3. Uśmiech pełny wspomnień

164 23 2
                                    

Opuściła kawiarnie ponad trzy godziny temu, a w mieście powoli zapadał zmrok. Ludzi na ulicach praktycznie nie było, każdy chciał wrócić do rodziny, ciepłego domu. Domu w którym panowała miłość.

Ale ona tego nie chciała, wiedziała, że gdy wróci wszystko ponownie spadnie na jej barki. Ciężar danej sytuacji przygniecie jej płuca nie pozwalając oddychać. Była świadoma, że gdy wróci mama ponownie będzie leżała w sypialni wypłakując się w poduszkę, a tata próbować pokazać, że opanowuje sytuacje. Kłamstwo goniło kłamstwo nie pozwalając ukazać swego prawdziwego oblicza. Bali się prawdy, która jedyna mogła sprawić, że być może pogodziliby się ze stratą jaka nadeszła.

Lecz prawda taka, że człowiek nigdy nie pogodzi się ze stratą.

Nie ważne czy odejdzie mama, tata, rodzeństwo, a być może dziadkowie. Każda strata jest tak samo bolesna i sprawia, że nasze serce spowija pustka. Śmierć najbliższej osoby sprawia, że nasze płuca stają się ciężarem, a przyjmowane powietrze trucizną. Nikt nie chce go wdychać bo z każdym oddechem ponownie czujemy ból. Czujemy, że my żyjemy, a oni nie.

To co pozwala nam żyć, pozwala odczuwać nam ból. Pozwala upadać w otchłań nieznanego.

Dziewczyna poprawiła swój długi czarny sweter, który spadał z jej ramion i odetchnęła głęboko. Żałowała, że nie wzięła żadnej kurtki bądź płaszcza ale nie teraz nie było pory by o tym myśleć. Bowiem zmierzała w miejsce, które w tym wszystkim okazało się być najboleśniejszym wspomnieniem.

Ściągnęła okulary przeciwsłoneczne i wsunęła je na głowę. Wiedziała, że tu nikogo nie ma więc nikt nie wystraszy się jej opuchniętych oczu, których dopełnieniem była wręcz biała twarz. Wyglądała jak żywy trup, którego każdy by się przeraził ale nie myślała o tym bowiem miała ważniejsze zmartwienia na głowie.

Spojrzała na tabliczkę przed sobą.

"Lennox Park"

Przeszła przez bramę, która oddzielała spokojne miejsce od ulicznego tłoku i rozejrzała się po okolicy. Po obu stronach chodnika znajdowały się wysokie drzewa, które sprawiały, że miejsce wydawało się jeszcze bardziej niebezpieczne. Ale lampy oświetlały mrok, sprawiając, że dziewczyna postanowiła przekroczyć przez bramę parku. Wokół nie było żadnych ludzi, tylko auta co jakiś czas przejeżdżały po ulicy rzucając światła reflektorów na chodnik którym przemierzała szatynka.

To co robię nie jest bezpieczne – pomyślała.

Fallon miała tego świadomość, że wieczorami ławki w parkach są pozajmowane przez bezdomnych. Nie wiedziała kogo może o tej porze spotkać. Bała się co los dla niej pisał. Szła cicho omijając pozajmowane ławki.
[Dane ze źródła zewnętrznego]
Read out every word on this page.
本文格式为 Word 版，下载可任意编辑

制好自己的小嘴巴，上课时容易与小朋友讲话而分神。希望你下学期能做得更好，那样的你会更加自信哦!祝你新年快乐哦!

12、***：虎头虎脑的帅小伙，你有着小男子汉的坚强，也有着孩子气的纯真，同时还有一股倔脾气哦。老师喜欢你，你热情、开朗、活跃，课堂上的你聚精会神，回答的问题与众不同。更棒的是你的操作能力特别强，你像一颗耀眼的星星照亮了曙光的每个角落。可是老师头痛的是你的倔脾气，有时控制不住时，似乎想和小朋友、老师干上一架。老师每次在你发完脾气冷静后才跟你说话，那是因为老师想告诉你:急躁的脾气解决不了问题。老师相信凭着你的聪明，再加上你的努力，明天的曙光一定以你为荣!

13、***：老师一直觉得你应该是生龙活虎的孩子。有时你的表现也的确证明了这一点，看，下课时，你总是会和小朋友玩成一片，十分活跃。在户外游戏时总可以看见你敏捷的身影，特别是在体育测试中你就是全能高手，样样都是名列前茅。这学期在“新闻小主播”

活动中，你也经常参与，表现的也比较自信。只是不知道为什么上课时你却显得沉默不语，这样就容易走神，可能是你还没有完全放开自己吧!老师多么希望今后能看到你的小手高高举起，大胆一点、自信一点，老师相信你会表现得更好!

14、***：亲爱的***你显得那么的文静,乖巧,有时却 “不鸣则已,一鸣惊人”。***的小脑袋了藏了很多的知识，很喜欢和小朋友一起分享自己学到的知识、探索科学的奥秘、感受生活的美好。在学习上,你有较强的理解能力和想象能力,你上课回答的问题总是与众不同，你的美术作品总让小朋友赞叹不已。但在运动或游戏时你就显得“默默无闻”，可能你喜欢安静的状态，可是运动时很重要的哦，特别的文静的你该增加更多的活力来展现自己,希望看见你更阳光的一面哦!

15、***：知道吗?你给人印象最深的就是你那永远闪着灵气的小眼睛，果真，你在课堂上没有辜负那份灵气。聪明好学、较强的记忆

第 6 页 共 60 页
Strach przepełnił jej żyły sprawiając, że miała ochotę zawrócić lecz nie mogła tego zrobić. 

To sami mi układaliśmy nasze życie, owszem los miał plan ale to my wybieraliśmy drogi życiowe.

Życie leży tylko i wyłącznie w rękach właściciela, nikogo innego. Nikt nie jest w stanie decydować co, kto ma robić w danym momencie. Zawsze można się postawić, robić po swojemu. To jaka będzie przyszłość zależy tylko i wyłącznie od nas samych. Nasze, życie leży w naszych rękach. To my o nim decydujemy. Nasze życie to nasze decyzje i nikt nigdy nie powinien pozwalać, aby ktoś inny decydował o tym co on ma robić i jak postępować.

To my jesteśmy panami własnego życia.

Wysokie lampy oświetlały chodnik co sprawiało, że szatynka nie czuła aż takiego strachu. Na rozwidleniu ścieżek skręciła w prawo i dalej szła prosto przed siebie. Wiedziała gdzie zmierza. Dotarła do małego stawu, który był zasilany przez fontannę, a na jej twarzy pojawił się smutny uśmiech.